Fixed seed (42), temperature 0. Smoke tests use 20 questions; full runs use 100. All models see the exact same questions for a given benchmark+sample size.

Formats

MCQ (GPQA, MMLU-Pro, MMLU, ARC, HellaSwag, TruthfulQA, Winogrande): Cascading regex extraction for letter answers (6 patterns, ~15% failure rate on verbose models)
MATH: \boxed{} extraction from model response
HumanEval: Code completion + subprocess execution with test cases

Timeouts

120s per question with 1 retry.

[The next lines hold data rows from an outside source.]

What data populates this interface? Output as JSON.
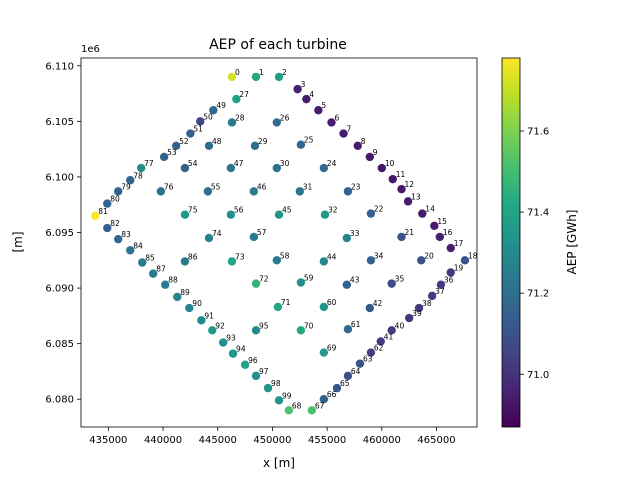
{
  "chart_data": {
    "type": "scatter",
    "title": "AEP of each turbine",
    "xlabel": "x [m]",
    "ylabel": "[m]",
    "y_offset_label": "1e6",
    "colorbar_label": "AEP [GWh]",
    "colormap": "viridis",
    "xlim": [
      432500,
      468700
    ],
    "ylim": [
      6077500,
      6110700
    ],
    "clim": [
      70.87,
      71.78
    ],
    "grid": false,
    "x_ticks": [
      435000,
      440000,
      445000,
      450000,
      455000,
      460000,
      465000
    ],
    "x_tick_labels": [
      "435000",
      "440000",
      "445000",
      "450000",
      "455000",
      "460000",
      "465000"
    ],
    "y_ticks": [
      6080000,
      6085000,
      6090000,
      6095000,
      6100000,
      6105000,
      6110000
    ],
    "y_tick_labels": [
      "6.080",
      "6.085",
      "6.090",
      "6.095",
      "6.100",
      "6.105",
      "6.110"
    ],
    "c_ticks": [
      71.0,
      71.2,
      71.4,
      71.6
    ],
    "c_tick_labels": [
      "71.0",
      "71.2",
      "71.4",
      "71.6"
    ],
    "points": [
      {
        "id": "0",
        "x": 446300,
        "y": 6109000,
        "aep": 71.72
      },
      {
        "id": "1",
        "x": 448500,
        "y": 6109000,
        "aep": 71.42
      },
      {
        "id": "2",
        "x": 450600,
        "y": 6109000,
        "aep": 71.38
      },
      {
        "id": "3",
        "x": 452300,
        "y": 6107900,
        "aep": 70.95
      },
      {
        "id": "4",
        "x": 453100,
        "y": 6107000,
        "aep": 70.94
      },
      {
        "id": "5",
        "x": 454200,
        "y": 6106000,
        "aep": 70.94
      },
      {
        "id": "6",
        "x": 455400,
        "y": 6104900,
        "aep": 70.94
      },
      {
        "id": "7",
        "x": 456500,
        "y": 6103900,
        "aep": 70.94
      },
      {
        "id": "8",
        "x": 457800,
        "y": 6102800,
        "aep": 70.94
      },
      {
        "id": "9",
        "x": 458900,
        "y": 6101800,
        "aep": 70.94
      },
      {
        "id": "10",
        "x": 460000,
        "y": 6100800,
        "aep": 70.93
      },
      {
        "id": "11",
        "x": 461000,
        "y": 6099800,
        "aep": 70.93
      },
      {
        "id": "12",
        "x": 461800,
        "y": 6098900,
        "aep": 70.93
      },
      {
        "id": "13",
        "x": 462400,
        "y": 6097800,
        "aep": 70.94
      },
      {
        "id": "14",
        "x": 463700,
        "y": 6096700,
        "aep": 70.94
      },
      {
        "id": "15",
        "x": 464800,
        "y": 6095600,
        "aep": 70.94
      },
      {
        "id": "16",
        "x": 465300,
        "y": 6094600,
        "aep": 70.95
      },
      {
        "id": "17",
        "x": 466300,
        "y": 6093600,
        "aep": 70.95
      },
      {
        "id": "18",
        "x": 467600,
        "y": 6092500,
        "aep": 71.1
      },
      {
        "id": "19",
        "x": 466300,
        "y": 6091400,
        "aep": 71.02
      },
      {
        "id": "20",
        "x": 463600,
        "y": 6092500,
        "aep": 71.1
      },
      {
        "id": "21",
        "x": 461800,
        "y": 6094600,
        "aep": 71.1
      },
      {
        "id": "22",
        "x": 459000,
        "y": 6096700,
        "aep": 71.15
      },
      {
        "id": "23",
        "x": 456900,
        "y": 6098700,
        "aep": 71.15
      },
      {
        "id": "24",
        "x": 454700,
        "y": 6100800,
        "aep": 71.18
      },
      {
        "id": "25",
        "x": 452600,
        "y": 6102900,
        "aep": 71.17
      },
      {
        "id": "26",
        "x": 450400,
        "y": 6104900,
        "aep": 71.19
      },
      {
        "id": "27",
        "x": 446700,
        "y": 6107000,
        "aep": 71.39
      },
      {
        "id": "28",
        "x": 446300,
        "y": 6104900,
        "aep": 71.25
      },
      {
        "id": "29",
        "x": 448400,
        "y": 6102800,
        "aep": 71.2
      },
      {
        "id": "30",
        "x": 450400,
        "y": 6100800,
        "aep": 71.21
      },
      {
        "id": "31",
        "x": 452500,
        "y": 6098700,
        "aep": 71.22
      },
      {
        "id": "32",
        "x": 454800,
        "y": 6096600,
        "aep": 71.35
      },
      {
        "id": "33",
        "x": 456800,
        "y": 6094500,
        "aep": 71.28
      },
      {
        "id": "34",
        "x": 459000,
        "y": 6092500,
        "aep": 71.15
      },
      {
        "id": "35",
        "x": 460900,
        "y": 6090400,
        "aep": 71.08
      },
      {
        "id": "36",
        "x": 465400,
        "y": 6090300,
        "aep": 71.03
      },
      {
        "id": "37",
        "x": 464600,
        "y": 6089300,
        "aep": 71.02
      },
      {
        "id": "38",
        "x": 463400,
        "y": 6088200,
        "aep": 71.02
      },
      {
        "id": "39",
        "x": 462500,
        "y": 6087300,
        "aep": 71.02
      },
      {
        "id": "40",
        "x": 460900,
        "y": 6086200,
        "aep": 71.02
      },
      {
        "id": "41",
        "x": 459900,
        "y": 6085200,
        "aep": 71.03
      },
      {
        "id": "42",
        "x": 458900,
        "y": 6088200,
        "aep": 71.12
      },
      {
        "id": "43",
        "x": 456800,
        "y": 6090300,
        "aep": 71.15
      },
      {
        "id": "44",
        "x": 454700,
        "y": 6092400,
        "aep": 71.28
      },
      {
        "id": "45",
        "x": 450600,
        "y": 6096600,
        "aep": 71.35
      },
      {
        "id": "46",
        "x": 448300,
        "y": 6098700,
        "aep": 71.25
      },
      {
        "id": "47",
        "x": 446200,
        "y": 6100800,
        "aep": 71.23
      },
      {
        "id": "48",
        "x": 444200,
        "y": 6102800,
        "aep": 71.19
      },
      {
        "id": "49",
        "x": 444600,
        "y": 6106000,
        "aep": 71.18
      },
      {
        "id": "50",
        "x": 443400,
        "y": 6105000,
        "aep": 71.06
      },
      {
        "id": "51",
        "x": 442500,
        "y": 6103900,
        "aep": 71.15
      },
      {
        "id": "52",
        "x": 441200,
        "y": 6102800,
        "aep": 71.15
      },
      {
        "id": "53",
        "x": 440100,
        "y": 6101800,
        "aep": 71.15
      },
      {
        "id": "54",
        "x": 442000,
        "y": 6100800,
        "aep": 71.14
      },
      {
        "id": "55",
        "x": 444100,
        "y": 6098700,
        "aep": 71.21
      },
      {
        "id": "56",
        "x": 446200,
        "y": 6096600,
        "aep": 71.33
      },
      {
        "id": "57",
        "x": 448300,
        "y": 6094600,
        "aep": 71.24
      },
      {
        "id": "58",
        "x": 450400,
        "y": 6092500,
        "aep": 71.25
      },
      {
        "id": "59",
        "x": 452600,
        "y": 6090500,
        "aep": 71.32
      },
      {
        "id": "60",
        "x": 454700,
        "y": 6088300,
        "aep": 71.35
      },
      {
        "id": "61",
        "x": 456900,
        "y": 6086300,
        "aep": 71.18
      },
      {
        "id": "62",
        "x": 459000,
        "y": 6084200,
        "aep": 71.04
      },
      {
        "id": "63",
        "x": 458000,
        "y": 6083200,
        "aep": 71.1
      },
      {
        "id": "64",
        "x": 456900,
        "y": 6082100,
        "aep": 71.1
      },
      {
        "id": "65",
        "x": 455900,
        "y": 6081000,
        "aep": 71.12
      },
      {
        "id": "66",
        "x": 454700,
        "y": 6080000,
        "aep": 71.15
      },
      {
        "id": "67",
        "x": 453600,
        "y": 6079000,
        "aep": 71.52
      },
      {
        "id": "68",
        "x": 451500,
        "y": 6079000,
        "aep": 71.52
      },
      {
        "id": "69",
        "x": 454700,
        "y": 6084200,
        "aep": 71.36
      },
      {
        "id": "70",
        "x": 452600,
        "y": 6086200,
        "aep": 71.42
      },
      {
        "id": "71",
        "x": 450500,
        "y": 6088300,
        "aep": 71.4
      },
      {
        "id": "72",
        "x": 448500,
        "y": 6090400,
        "aep": 71.46
      },
      {
        "id": "73",
        "x": 446300,
        "y": 6092400,
        "aep": 71.4
      },
      {
        "id": "74",
        "x": 444200,
        "y": 6094500,
        "aep": 71.27
      },
      {
        "id": "75",
        "x": 442000,
        "y": 6096600,
        "aep": 71.36
      },
      {
        "id": "76",
        "x": 439800,
        "y": 6098700,
        "aep": 71.2
      },
      {
        "id": "77",
        "x": 438000,
        "y": 6100800,
        "aep": 71.3
      },
      {
        "id": "78",
        "x": 437000,
        "y": 6099700,
        "aep": 71.15
      },
      {
        "id": "79",
        "x": 435900,
        "y": 6098700,
        "aep": 71.15
      },
      {
        "id": "80",
        "x": 434900,
        "y": 6097600,
        "aep": 71.16
      },
      {
        "id": "81",
        "x": 433800,
        "y": 6096500,
        "aep": 71.78
      },
      {
        "id": "82",
        "x": 434900,
        "y": 6095400,
        "aep": 71.15
      },
      {
        "id": "83",
        "x": 435900,
        "y": 6094400,
        "aep": 71.16
      },
      {
        "id": "84",
        "x": 437000,
        "y": 6093400,
        "aep": 71.22
      },
      {
        "id": "85",
        "x": 438100,
        "y": 6092300,
        "aep": 71.24
      },
      {
        "id": "86",
        "x": 442000,
        "y": 6092400,
        "aep": 71.25
      },
      {
        "id": "87",
        "x": 439100,
        "y": 6091300,
        "aep": 71.25
      },
      {
        "id": "88",
        "x": 440200,
        "y": 6090300,
        "aep": 71.25
      },
      {
        "id": "89",
        "x": 441300,
        "y": 6089200,
        "aep": 71.28
      },
      {
        "id": "90",
        "x": 442400,
        "y": 6088200,
        "aep": 71.28
      },
      {
        "id": "91",
        "x": 443500,
        "y": 6087100,
        "aep": 71.3
      },
      {
        "id": "92",
        "x": 444500,
        "y": 6086200,
        "aep": 71.36
      },
      {
        "id": "93",
        "x": 445500,
        "y": 6085100,
        "aep": 71.32
      },
      {
        "id": "94",
        "x": 446400,
        "y": 6084100,
        "aep": 71.35
      },
      {
        "id": "95",
        "x": 448500,
        "y": 6086200,
        "aep": 71.3
      },
      {
        "id": "96",
        "x": 447500,
        "y": 6083100,
        "aep": 71.39
      },
      {
        "id": "97",
        "x": 448500,
        "y": 6082100,
        "aep": 71.33
      },
      {
        "id": "98",
        "x": 449600,
        "y": 6081000,
        "aep": 71.34
      },
      {
        "id": "99",
        "x": 450600,
        "y": 6079900,
        "aep": 71.34
      }
    ]
  }
}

Code execution: 30s for HumanEval (prevents infinite loops). The 120s question timeout is more aggressive than standard — most eval frameworks use no timeout. MiniMax needs 600s+ for hard questions.

Answer extraction comparison

Framework	Method	Failure Rate
OpenAI simple-evals	Single regex	~25–30%
Our runner	6 cascading patterns	~15%
HLE	LLM-as-judge + structured output	~5%

TODO: Add cheap LLM extraction fallback when regex fails (~$0.001/question using Haiku).